Sie schlang die Arme um sich und schuf sich auf diese Weise ihren üblichen Kokon, selbst ohne ihre Jacke. »Ist mir scheißegal.«
»Das nehme ich dir nicht ab.« Sie hatte wohl noch nicht begriffen, dass er sie wirklich in die Entscheidungsfindung mit einbeziehen wollte, dass sein Haus auch ihr Haus, ihr Zuhause war. »Also gut, meinetwegen, wenn du wieder mal den verzogenen Fratz raushängen lassen willst, dann entscheide eben ich. Und ich will diesen großen.« Er prägte sich den Hersteller und das Modell ein, damit er nachher einen Verkäufer bitten konnte, ihnen den Fernsehapparat aus dem Lager zu holen.

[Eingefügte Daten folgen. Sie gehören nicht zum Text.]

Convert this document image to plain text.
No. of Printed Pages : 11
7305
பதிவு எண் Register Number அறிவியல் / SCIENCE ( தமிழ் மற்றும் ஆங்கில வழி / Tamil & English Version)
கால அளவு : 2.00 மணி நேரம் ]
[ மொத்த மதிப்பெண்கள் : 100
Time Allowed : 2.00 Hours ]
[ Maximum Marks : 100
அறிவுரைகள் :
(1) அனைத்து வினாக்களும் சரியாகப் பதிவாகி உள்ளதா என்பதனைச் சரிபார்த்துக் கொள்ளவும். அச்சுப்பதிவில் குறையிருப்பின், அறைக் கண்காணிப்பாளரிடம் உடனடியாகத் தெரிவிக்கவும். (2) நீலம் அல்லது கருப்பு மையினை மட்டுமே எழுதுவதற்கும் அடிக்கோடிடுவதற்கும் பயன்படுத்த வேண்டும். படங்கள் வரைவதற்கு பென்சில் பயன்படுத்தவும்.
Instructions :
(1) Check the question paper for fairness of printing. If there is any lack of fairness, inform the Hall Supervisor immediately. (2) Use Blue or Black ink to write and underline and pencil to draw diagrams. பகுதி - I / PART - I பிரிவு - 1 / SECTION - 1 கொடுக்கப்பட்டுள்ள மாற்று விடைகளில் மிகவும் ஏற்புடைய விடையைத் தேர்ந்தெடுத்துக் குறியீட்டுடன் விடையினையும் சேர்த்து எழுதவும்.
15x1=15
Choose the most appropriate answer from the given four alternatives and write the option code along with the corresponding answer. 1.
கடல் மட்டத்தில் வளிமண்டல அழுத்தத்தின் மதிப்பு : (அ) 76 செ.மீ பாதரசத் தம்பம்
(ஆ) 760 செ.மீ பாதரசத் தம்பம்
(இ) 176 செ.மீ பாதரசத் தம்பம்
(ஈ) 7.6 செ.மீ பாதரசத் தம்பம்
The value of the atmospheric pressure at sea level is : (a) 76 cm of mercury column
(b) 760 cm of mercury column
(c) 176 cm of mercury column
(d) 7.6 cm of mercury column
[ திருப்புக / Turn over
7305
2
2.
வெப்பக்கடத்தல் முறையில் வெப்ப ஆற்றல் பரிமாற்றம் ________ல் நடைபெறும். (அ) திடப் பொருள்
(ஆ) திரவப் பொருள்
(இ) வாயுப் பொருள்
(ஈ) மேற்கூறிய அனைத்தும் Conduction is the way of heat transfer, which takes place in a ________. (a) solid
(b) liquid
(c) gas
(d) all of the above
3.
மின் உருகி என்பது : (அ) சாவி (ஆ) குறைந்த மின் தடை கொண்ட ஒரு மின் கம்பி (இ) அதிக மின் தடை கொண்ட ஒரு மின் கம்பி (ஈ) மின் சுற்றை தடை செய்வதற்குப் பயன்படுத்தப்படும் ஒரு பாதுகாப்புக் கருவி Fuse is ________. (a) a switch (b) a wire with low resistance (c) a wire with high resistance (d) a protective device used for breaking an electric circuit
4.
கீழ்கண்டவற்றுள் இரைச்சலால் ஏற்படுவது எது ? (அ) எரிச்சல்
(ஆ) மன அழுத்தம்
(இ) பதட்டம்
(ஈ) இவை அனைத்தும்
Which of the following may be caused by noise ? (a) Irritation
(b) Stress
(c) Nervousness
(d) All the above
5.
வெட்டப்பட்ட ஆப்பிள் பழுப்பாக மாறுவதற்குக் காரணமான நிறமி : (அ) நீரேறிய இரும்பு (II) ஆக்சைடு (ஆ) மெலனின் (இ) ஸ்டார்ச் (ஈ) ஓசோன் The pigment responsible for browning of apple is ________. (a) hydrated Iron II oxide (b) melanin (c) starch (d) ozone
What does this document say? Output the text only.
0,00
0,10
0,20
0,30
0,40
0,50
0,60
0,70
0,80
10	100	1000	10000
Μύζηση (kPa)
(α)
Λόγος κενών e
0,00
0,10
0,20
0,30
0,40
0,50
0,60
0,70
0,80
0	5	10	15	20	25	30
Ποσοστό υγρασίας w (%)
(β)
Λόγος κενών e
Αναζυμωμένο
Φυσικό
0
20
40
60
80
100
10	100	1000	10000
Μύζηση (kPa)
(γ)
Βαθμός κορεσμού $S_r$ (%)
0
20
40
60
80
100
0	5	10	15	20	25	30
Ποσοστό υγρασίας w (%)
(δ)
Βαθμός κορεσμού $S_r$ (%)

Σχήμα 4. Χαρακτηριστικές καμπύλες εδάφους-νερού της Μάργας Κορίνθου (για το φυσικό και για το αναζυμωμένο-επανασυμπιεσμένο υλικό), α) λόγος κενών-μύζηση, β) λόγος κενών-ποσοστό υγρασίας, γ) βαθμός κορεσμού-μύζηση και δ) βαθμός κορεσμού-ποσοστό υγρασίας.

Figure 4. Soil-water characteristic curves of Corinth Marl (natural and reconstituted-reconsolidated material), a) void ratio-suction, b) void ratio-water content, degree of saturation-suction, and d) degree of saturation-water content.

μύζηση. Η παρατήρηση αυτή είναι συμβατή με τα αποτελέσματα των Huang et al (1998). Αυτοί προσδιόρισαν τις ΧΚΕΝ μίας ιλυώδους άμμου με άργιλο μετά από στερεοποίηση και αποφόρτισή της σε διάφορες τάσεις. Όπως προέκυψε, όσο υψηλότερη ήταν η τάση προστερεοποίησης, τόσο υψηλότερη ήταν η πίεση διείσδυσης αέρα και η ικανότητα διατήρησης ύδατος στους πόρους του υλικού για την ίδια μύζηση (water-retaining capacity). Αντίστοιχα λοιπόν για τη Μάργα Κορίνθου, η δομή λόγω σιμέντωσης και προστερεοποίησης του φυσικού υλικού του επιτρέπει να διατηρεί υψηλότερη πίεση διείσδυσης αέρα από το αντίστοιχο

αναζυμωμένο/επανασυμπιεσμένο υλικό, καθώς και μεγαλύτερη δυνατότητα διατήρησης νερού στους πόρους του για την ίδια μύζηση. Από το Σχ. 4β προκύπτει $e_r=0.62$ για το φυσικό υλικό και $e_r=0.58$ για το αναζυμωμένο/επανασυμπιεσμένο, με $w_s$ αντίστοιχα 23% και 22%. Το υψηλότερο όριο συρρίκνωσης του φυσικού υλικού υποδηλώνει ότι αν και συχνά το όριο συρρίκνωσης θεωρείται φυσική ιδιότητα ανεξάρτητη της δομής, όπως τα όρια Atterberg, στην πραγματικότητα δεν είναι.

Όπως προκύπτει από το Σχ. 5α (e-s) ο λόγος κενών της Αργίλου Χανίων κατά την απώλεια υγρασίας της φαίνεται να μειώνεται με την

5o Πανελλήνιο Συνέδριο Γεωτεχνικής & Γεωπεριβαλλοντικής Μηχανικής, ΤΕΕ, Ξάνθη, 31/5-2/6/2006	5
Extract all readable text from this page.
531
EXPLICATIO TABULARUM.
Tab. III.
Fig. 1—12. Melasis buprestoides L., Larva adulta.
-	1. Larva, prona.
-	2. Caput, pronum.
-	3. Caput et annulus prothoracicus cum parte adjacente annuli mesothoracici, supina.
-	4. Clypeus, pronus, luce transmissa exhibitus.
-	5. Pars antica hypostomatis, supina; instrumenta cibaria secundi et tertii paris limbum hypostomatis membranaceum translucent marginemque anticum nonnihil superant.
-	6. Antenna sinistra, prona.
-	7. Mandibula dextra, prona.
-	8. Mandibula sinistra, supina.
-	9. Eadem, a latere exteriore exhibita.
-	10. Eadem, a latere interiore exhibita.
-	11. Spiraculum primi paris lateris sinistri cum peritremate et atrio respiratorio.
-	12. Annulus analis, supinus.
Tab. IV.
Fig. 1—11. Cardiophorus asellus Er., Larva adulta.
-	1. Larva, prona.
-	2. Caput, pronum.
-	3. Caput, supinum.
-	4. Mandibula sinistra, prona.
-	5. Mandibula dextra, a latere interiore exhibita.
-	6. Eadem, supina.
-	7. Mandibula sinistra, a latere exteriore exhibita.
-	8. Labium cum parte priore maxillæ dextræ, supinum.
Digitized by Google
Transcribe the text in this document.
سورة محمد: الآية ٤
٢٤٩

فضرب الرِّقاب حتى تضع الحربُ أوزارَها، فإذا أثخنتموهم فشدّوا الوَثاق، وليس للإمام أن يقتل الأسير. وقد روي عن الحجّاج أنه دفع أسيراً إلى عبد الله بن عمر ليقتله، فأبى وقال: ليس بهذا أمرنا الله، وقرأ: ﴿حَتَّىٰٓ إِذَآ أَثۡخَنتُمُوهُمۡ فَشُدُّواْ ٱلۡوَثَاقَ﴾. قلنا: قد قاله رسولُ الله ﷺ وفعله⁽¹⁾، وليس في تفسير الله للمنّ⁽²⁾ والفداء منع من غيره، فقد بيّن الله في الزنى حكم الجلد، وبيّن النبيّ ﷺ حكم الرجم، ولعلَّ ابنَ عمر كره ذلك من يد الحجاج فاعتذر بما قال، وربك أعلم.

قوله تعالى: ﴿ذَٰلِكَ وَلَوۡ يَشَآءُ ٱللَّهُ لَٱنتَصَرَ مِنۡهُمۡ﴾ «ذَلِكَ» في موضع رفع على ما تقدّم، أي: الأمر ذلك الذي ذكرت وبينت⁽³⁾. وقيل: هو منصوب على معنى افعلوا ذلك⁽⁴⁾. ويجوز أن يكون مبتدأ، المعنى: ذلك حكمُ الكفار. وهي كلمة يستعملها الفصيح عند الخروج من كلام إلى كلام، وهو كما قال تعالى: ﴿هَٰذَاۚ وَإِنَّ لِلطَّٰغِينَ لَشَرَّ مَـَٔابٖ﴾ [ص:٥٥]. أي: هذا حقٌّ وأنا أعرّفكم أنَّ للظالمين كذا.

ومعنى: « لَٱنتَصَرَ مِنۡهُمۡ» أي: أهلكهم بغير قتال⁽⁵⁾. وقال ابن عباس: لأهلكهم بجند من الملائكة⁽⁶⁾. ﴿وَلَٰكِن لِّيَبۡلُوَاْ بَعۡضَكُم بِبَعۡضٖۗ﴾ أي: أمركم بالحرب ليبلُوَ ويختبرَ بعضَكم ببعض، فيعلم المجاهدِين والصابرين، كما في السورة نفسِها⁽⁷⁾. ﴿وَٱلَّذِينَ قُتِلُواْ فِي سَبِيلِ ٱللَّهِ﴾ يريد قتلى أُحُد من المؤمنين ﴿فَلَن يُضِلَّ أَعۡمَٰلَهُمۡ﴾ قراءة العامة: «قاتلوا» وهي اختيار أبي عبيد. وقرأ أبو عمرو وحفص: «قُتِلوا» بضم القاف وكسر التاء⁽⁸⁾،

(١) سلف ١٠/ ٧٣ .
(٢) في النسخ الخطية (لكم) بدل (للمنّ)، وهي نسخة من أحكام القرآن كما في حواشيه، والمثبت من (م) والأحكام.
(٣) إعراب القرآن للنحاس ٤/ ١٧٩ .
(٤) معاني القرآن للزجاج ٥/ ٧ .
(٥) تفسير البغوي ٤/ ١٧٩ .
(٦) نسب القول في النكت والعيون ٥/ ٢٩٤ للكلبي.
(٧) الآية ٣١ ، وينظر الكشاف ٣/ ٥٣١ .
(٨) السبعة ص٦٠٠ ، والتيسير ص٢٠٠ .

Dann marschierte er, ohne ein weiteres Wort zu verlieren, den Gang entlang in Richtung Spieleabteilung. Die Xbox 360 Live lokalisierte er zuerst. Er legte die Konsole in den Einkaufswagen und machte sich auf die Suche nach der Wii-Station.
»Was suchst du denn jetzt noch?«, erkundigte sich Tess vorsichtig.
Er musterte sie aus dem Augenwinkel. Die arme Kleine war hin und her gerissen zwischen Hoffnung und Furcht. Auf der einen Seite hätte sie ihrer Freude gern freien Lauf gelassen, auf der anderen Seite wagte sie nicht, ihren Gefühlen Ausdruck zu verleihen.
»Na, eine Wii-Station. Du wolltest doch eine, oder?«
Sie hatte immer noch die Arme um ihren dünnen Körper geschlungen. »Du kaufst mir echt eine?«, fragte sie verlegen.
»Ja.«
»Warum? Ich hab mich doch gerade wie ein verzogener Fratz aufgeführt.« Ihr Tonfall klang aufsässig, aber ihre Körpersprache wirkte eher resigniert als verärgert.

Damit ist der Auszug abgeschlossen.